Forget metamaterial: It does not improve sound absorption performance as it claims

TL;DR

This paper critically evaluates the claimed advantages of metamaterials in sound absorption, demonstrating that volume, not geometry or negative stiffness, primarily determines performance, and introduces a new framework to assess absorption bandwidth.

Contribution

It introduces an equivalent mass-spring-damping model and the concept of half-absorption bandwidth to accurately analyze and challenge claims about low-frequency broadband sound absorption.

Findings

Volume is the key factor in sound absorption performance.

Metamaterials do not inherently improve sound absorption beyond traditional structures.

Negative stiffness or bulk modulus lacks real impact on absorption performance.

Abstract

The term `sub-wavelength' is commonly used to describe innovative sound-absorbing structures usually labeled as `metamaterials'. Such structures, however, inherently do not bring groundbreaking advancements.
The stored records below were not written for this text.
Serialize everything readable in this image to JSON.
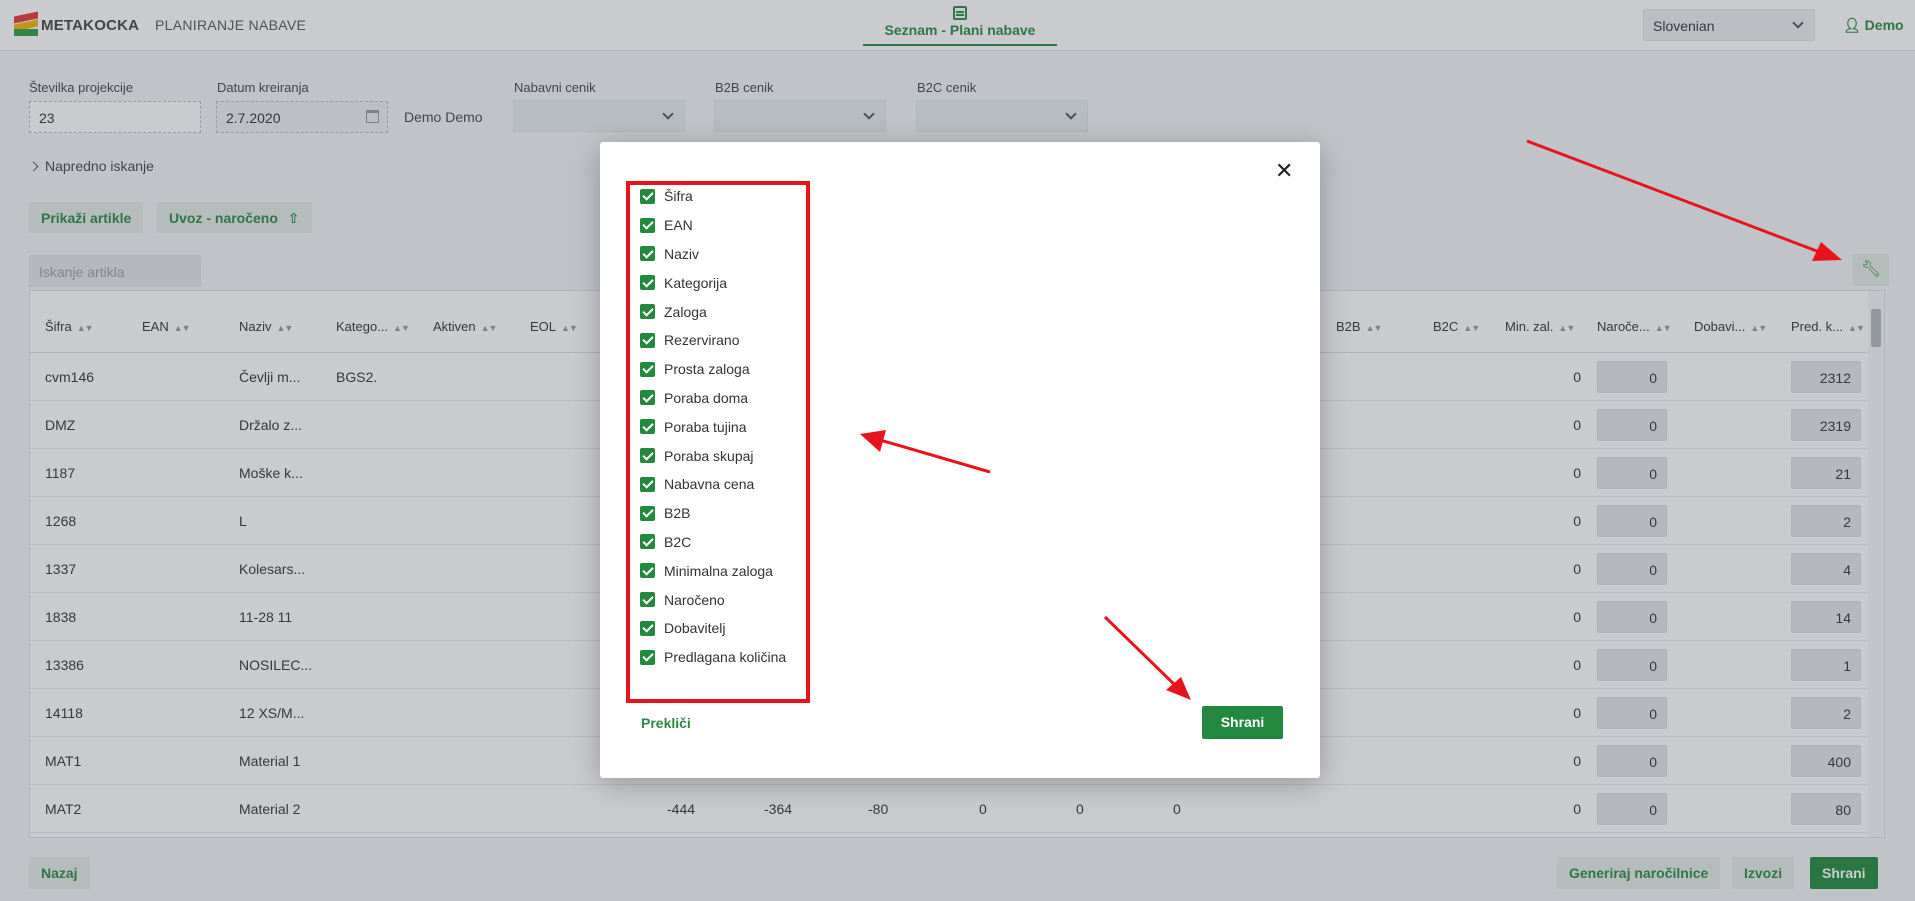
{
  "header": {
    "logo_text": "METAKOCKA",
    "app_title": "PLANIRANJE NABAVE",
    "nav_label": "Seznam - Plani nabave",
    "language": "Slovenian",
    "user": "Demo"
  },
  "filters": {
    "projection_label": "Številka projekcije",
    "projection_value": "23",
    "date_label": "Datum kreiranja",
    "date_value": "2.7.2020",
    "creator": "Demo Demo",
    "purchase_pricelist_label": "Nabavni cenik",
    "b2b_pricelist_label": "B2B cenik",
    "b2c_pricelist_label": "B2C cenik",
    "advanced_search": "Napredno iskanje"
  },
  "actions": {
    "show_items": "Prikaži artikle",
    "import_ordered": "Uvoz - naročeno",
    "search_placeholder": "Iskanje artikla"
  },
  "table": {
    "headers": [
      "Šifra",
      "EAN",
      "Naziv",
      "Katego...",
      "Aktiven",
      "EOL",
      "B2B",
      "B2C",
      "Min. zal.",
      "Naroče...",
      "Dobavi...",
      "Pred. k..."
    ],
    "rows": [
      {
        "sifra": "cvm146",
        "naziv": "Čevlji m...",
        "kategorija": "BGS2.",
        "min": "0",
        "naroceno": "0",
        "pred": "2312"
      },
      {
        "sifra": "DMZ",
        "naziv": "Držalo z...",
        "kategorija": "",
        "min": "0",
        "naroceno": "0",
        "pred": "2319"
      },
      {
        "sifra": "1187",
        "naziv": "Moške k...",
        "kategorija": "",
        "min": "0",
        "naroceno": "0",
        "pred": "21"
      },
      {
        "sifra": "1268",
        "naziv": "L",
        "kategorija": "",
        "min": "0",
        "naroceno": "0",
        "pred": "2"
      },
      {
        "sifra": "1337",
        "naziv": "Kolesars...",
        "kategorija": "",
        "min": "0",
        "naroceno": "0",
        "pred": "4"
      },
      {
        "sifra": "1838",
        "naziv": "11-28 11",
        "kategorija": "",
        "min": "0",
        "naroceno": "0",
        "pred": "14"
      },
      {
        "sifra": "13386",
        "naziv": "NOSILEC...",
        "kategorija": "",
        "min": "0",
        "naroceno": "0",
        "pred": "1"
      },
      {
        "sifra": "14118",
        "naziv": "12 XS/M...",
        "kategorija": "",
        "min": "0",
        "naroceno": "0",
        "pred": "2"
      },
      {
        "sifra": "MAT1",
        "naziv": "Material 1",
        "kategorija": "",
        "min": "0",
        "naroceno": "0",
        "pred": "400"
      },
      {
        "sifra": "MAT2",
        "naziv": "Material 2",
        "kategorija": "",
        "min": "0",
        "naroceno": "0",
        "pred": "80"
      }
    ],
    "mat2_extra": [
      "-444",
      "-364",
      "-80",
      "0",
      "0",
      "0"
    ]
  },
  "footer": {
    "back": "Nazaj",
    "generate_orders": "Generiraj naročilnice",
    "export": "Izvozi",
    "save": "Shrani"
  },
  "modal": {
    "columns": [
      "Šifra",
      "EAN",
      "Naziv",
      "Kategorija",
      "Zaloga",
      "Rezervirano",
      "Prosta zaloga",
      "Poraba doma",
      "Poraba tujina",
      "Poraba skupaj",
      "Nabavna cena",
      "B2B",
      "B2C",
      "Minimalna zaloga",
      "Naročeno",
      "Dobavitelj",
      "Predlagana količina"
    ],
    "cancel": "Prekliči",
    "save": "Shrani"
  },
  "colors": {
    "accent": "#2a8a43",
    "annotation": "#e8141b"
  }
}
This study addresses the limitations imposed by the thickness criterion of Yang et al. by introducing the concept of equivalent mass-spring-damping parameters within the resonator framework. This innovative approach introduces an index of `half-absorption bandwidth' to effectively overcome the thickness restriction. Four practical cases are then presented to correct prevalent misleading conceptions about low-frequency, broadband absorption as claimed. The phenomenon of mass disappearing in the expression of sound absorption coefficient supports the conclusion that volume is the only determinant factor in sound absorption performance. Any attempts to improve sound absorption solely through geometry and structural designs would inevitably sacrifice the half-absorption bandwidth. Additionally, the concept of negative stiffness or bulk modulus is merely a mathematical convention without any real improvement in absorption performance. Overall, this research focuses on the physical mechanism of sound-absorbing structures by correcting traditional misunderstandings, and offers a comprehensive framework for assessing and enhancing sound absorption.